In Silwan, not far from Mr. Abbassi, Palestinian taxi driver Taha Sarhan lives on the garden level of a house his father built. Two brothers live on the second floor. A third brother sold the top floor to a Jewish group.

“I’m mad at my brother, not them,” Mr. Sarhan says, gesturing toward the family upstairs. “Everything is more difficult these days.”

And getting a haircut at his brother’s barbershop, Alaa Somrein describes living in a Silwan house whose ownership has been contested since he was a boy. “We grew up suffering from the settlers. My father spent most of his life in courts; we lived in fear all our lives. And now our children are in the same situation.”

Heidi Levine
Palestinians react to a stun grenade thrown by Israeli police near the Damascus Gate plaza, just outside Jerusalem's Old City, April. 22, 2021. The violence erupted after Israeli police erected barriers to prevent Palestinians from sitting on the stairs outside the gate after breaking their Ramadan fast.

North of the Old City, anxiety is rising over Jewish settlement in the Sheikh Jarrah neighborhood.

On Saturday, a group of about 50 young demonstrators gathered under a sprawling fig tree to protest eviction orders regarding four families. On Thursday, an Israeli Supreme Court judge is expected to rule whether those families have a right to appeal the orders.

At issue are 27 houses built in the 1950s by the United Nations and the Jordanian government for Palestinian refugees.
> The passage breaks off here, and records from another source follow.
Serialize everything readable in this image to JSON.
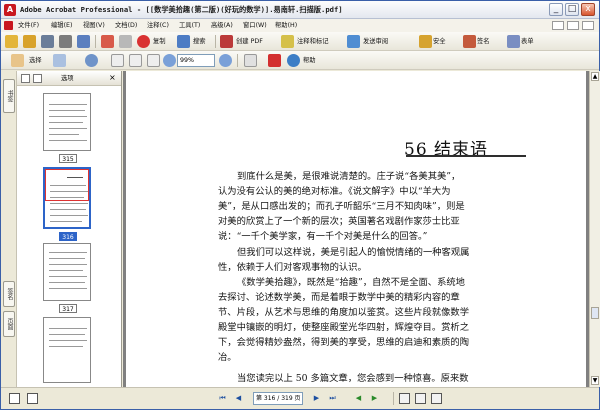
{
  "window": {
    "title": "Adobe Acrobat Professional - [[数学美拾趣(第二版)(好玩的数学)].易南轩.扫描版.pdf]",
    "icon_letter": "A",
    "minimize_label": "_",
    "maximize_label": "□",
    "close_label": "x"
  },
  "menu": {
    "items": [
      "文件(F)",
      "编辑(E)",
      "视图(V)",
      "文档(D)",
      "注释(C)",
      "工具(T)",
      "高级(A)",
      "窗口(W)",
      "帮助(H)"
    ]
  },
  "toolbar1": {
    "print_label": "复制",
    "search_label": "搜索",
    "create_pdf_label": "创建 PDF",
    "comment_label": "注释和标记",
    "send_review_label": "发送审阅",
    "secure_label": "安全",
    "sign_label": "签名",
    "form_label": "表单"
  },
  "toolbar2": {
    "select_label": "选择",
    "zoom_value": "99%",
    "help_label": "帮助"
  },
  "nav": {
    "header_label": "选项",
    "tabs": [
      "书签",
      "签名",
      "页面"
    ],
    "thumbnails": [
      {
        "page": "315",
        "selected": false
      },
      {
        "page": "316",
        "selected": true
      },
      {
        "page": "317",
        "selected": false
      }
    ]
  },
  "document": {
    "chapter_title": "56 结束语",
    "lines": [
      "到底什么是美，是很难说清楚的。庄子说“各美其美”，",
      "认为没有公认的美的绝对标准。《说文解字》中以“羊大为",
      "美”，是从口感出发的；而孔子听韶乐“三月不知肉味”，则是",
      "对美的欣赏上了一个新的层次；英国著名戏剧作家莎士比亚",
      "说：“一千个美学家，有一千个对美是什么的回答。”",
      "但我们可以这样说，美是引起人的愉悦情绪的一种客观属",
      "性，依赖于人们对客观事物的认识。",
      "《数学美拾趣》，既然是“拾趣”，自然不是全面、系统地",
      "去探讨、论述数学美，而是着眼于数学中美的精彩内容的章",
      "节、片段，从艺术与思维的角度加以鉴赏。这些片段就像数学",
      "殿堂中镶嵌的明灯，使整座殿堂光华四射，辉煌夺目。赏析之",
      "下，会觉得精妙盎然，得到美的享受，思维的启迪和素质的陶",
      "冶。",
      "当您读完以上 50 多篇文章，您会感到一种惊喜。原来数"
    ]
  },
  "status": {
    "page_indicator": "第 316 / 319 页"
  },
  "colors": {
    "accent": "#2d64c8",
    "adobe_red": "#c8171e"
  }
}
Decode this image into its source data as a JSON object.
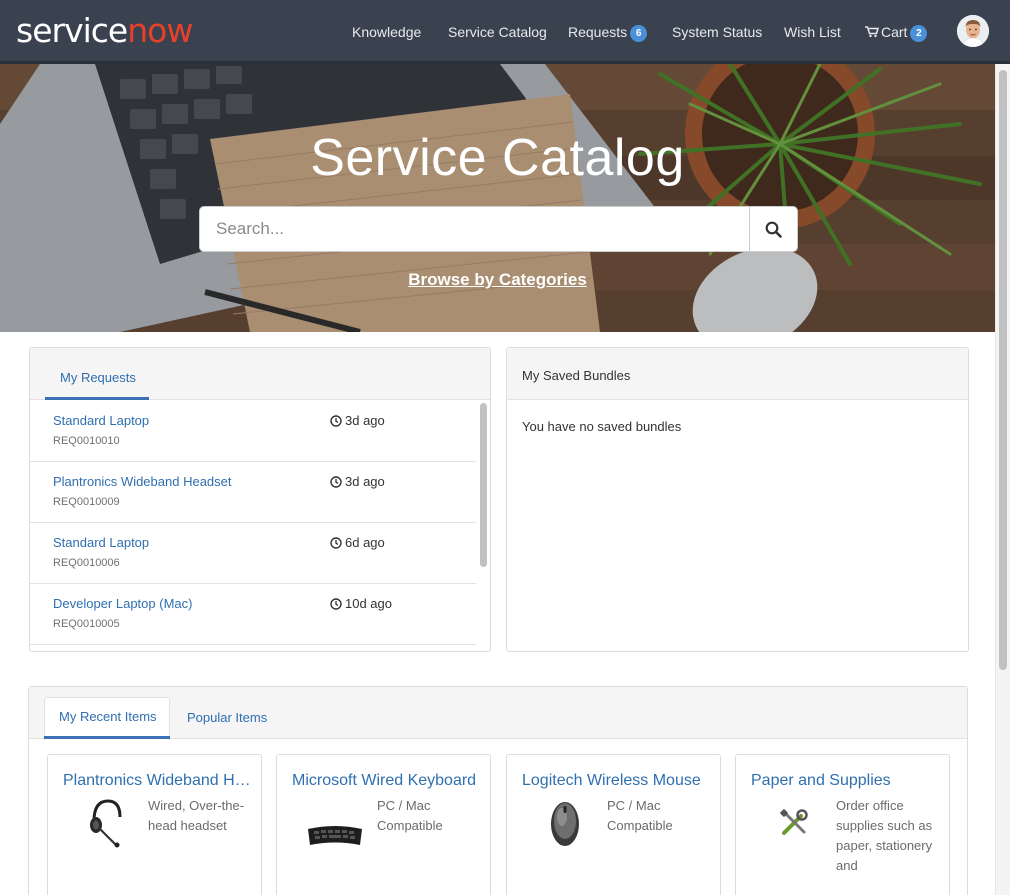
{
  "brand": {
    "logo_service": "service",
    "logo_now": "now"
  },
  "nav": {
    "knowledge": "Knowledge",
    "service_catalog": "Service Catalog",
    "requests": "Requests",
    "requests_count": "6",
    "system_status": "System Status",
    "wish_list": "Wish List",
    "cart": "Cart",
    "cart_count": "2"
  },
  "hero": {
    "title": "Service Catalog",
    "search_placeholder": "Search...",
    "browse_link": "Browse by Categories"
  },
  "my_requests": {
    "tab": "My Requests",
    "items": [
      {
        "name": "Standard Laptop",
        "number": "REQ0010010",
        "time": "3d ago"
      },
      {
        "name": "Plantronics Wideband Headset",
        "number": "REQ0010009",
        "time": "3d ago"
      },
      {
        "name": "Standard Laptop",
        "number": "REQ0010006",
        "time": "6d ago"
      },
      {
        "name": "Developer Laptop (Mac)",
        "number": "REQ0010005",
        "time": "10d ago"
      }
    ]
  },
  "saved_bundles": {
    "title": "My Saved Bundles",
    "empty_text": "You have no saved bundles"
  },
  "items_panel": {
    "tab_recent": "My Recent Items",
    "tab_popular": "Popular Items",
    "cards": [
      {
        "title": "Plantronics Wideband Headset",
        "desc": "Wired, Over-the-head headset",
        "icon": "headset-icon"
      },
      {
        "title": "Microsoft Wired Keyboard",
        "desc": "PC / Mac Compatible",
        "icon": "keyboard-icon"
      },
      {
        "title": "Logitech Wireless Mouse",
        "desc": "PC / Mac Compatible",
        "icon": "mouse-icon"
      },
      {
        "title": "Paper and Supplies",
        "desc": "Order office supplies such as paper, stationery and",
        "icon": "tools-icon"
      }
    ]
  },
  "colors": {
    "header": "#3a4250",
    "link": "#2f6fb0",
    "badge": "#4a90d9",
    "logo_accent": "#e8402a"
  }
}
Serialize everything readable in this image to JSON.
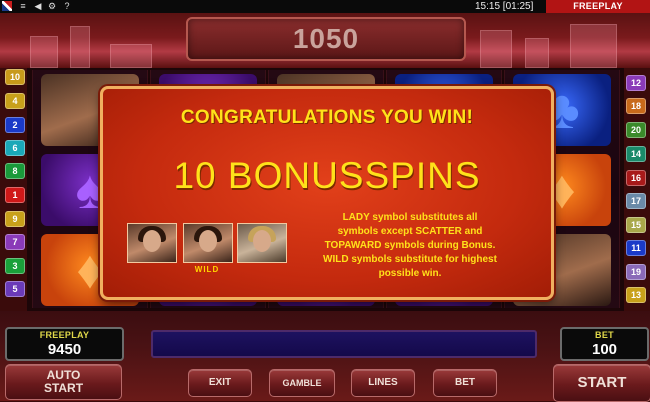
{
  "topbar": {
    "flag_icon": "uk-flag-icon",
    "clock": "15:15 [01:25]",
    "mode_badge": "FREEPLAY"
  },
  "header": {
    "win_display": "1050"
  },
  "line_numbers": {
    "left": [
      "10",
      "4",
      "2",
      "6",
      "8",
      "1",
      "9",
      "7",
      "3",
      "5"
    ],
    "right": [
      "12",
      "18",
      "20",
      "14",
      "16",
      "17",
      "15",
      "11",
      "19",
      "13"
    ]
  },
  "popup": {
    "title": "CONGRATULATIONS YOU WIN!",
    "bonus": "10 BONUSSPINS",
    "wild_label": "WILD",
    "desc_lines": [
      "LADY symbol substitutes all",
      "symbols except SCATTER and",
      "TOPAWARD symbols during Bonus.",
      "WILD symbols substitute for highest",
      "possible win."
    ]
  },
  "panels": {
    "credit": {
      "label": "FREEPLAY",
      "value": "9450"
    },
    "bet": {
      "label": "BET",
      "value": "100"
    }
  },
  "buttons": {
    "autostart": [
      "AUTO",
      "START"
    ],
    "exit": "EXIT",
    "gamble": "GAMBLE",
    "lines": "LINES",
    "bet": "BET",
    "start": "START"
  },
  "colors": {
    "popup_bg": "#c42a0e",
    "popup_text": "#ffe21a",
    "badge_red": "#b21414",
    "panel_label": "#e0d84a"
  }
}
A Jewish organization later claimed ownership of the land based on Ottoman-era documents.

Eyal Raz, a Jewish activist trying to prevent eviction, says two Israeli laws are at play: One negates Palestinian rights to property owned before the 1948 Mideast war that led to Israel’s creation; another protects pre-1948 Jewish property in Jerusalem.

“The legal infrastructure is discriminatory. That’s a fact,” he says.

Watching the demonstrators was Maryam Ghawi. She was evicted from her house in Sheikh Jarrah in 2009. Every day she returns to sit next to it, even though it’s now inhabited by a Jewish family.

“Four generations lived here, in this very house,” she says, referring to a home now festooned in Israeli flags and covered in security cameras. At one point, a protester unfurled a Palestinian flag, reached over a metal fence, and waved it across the courtyard.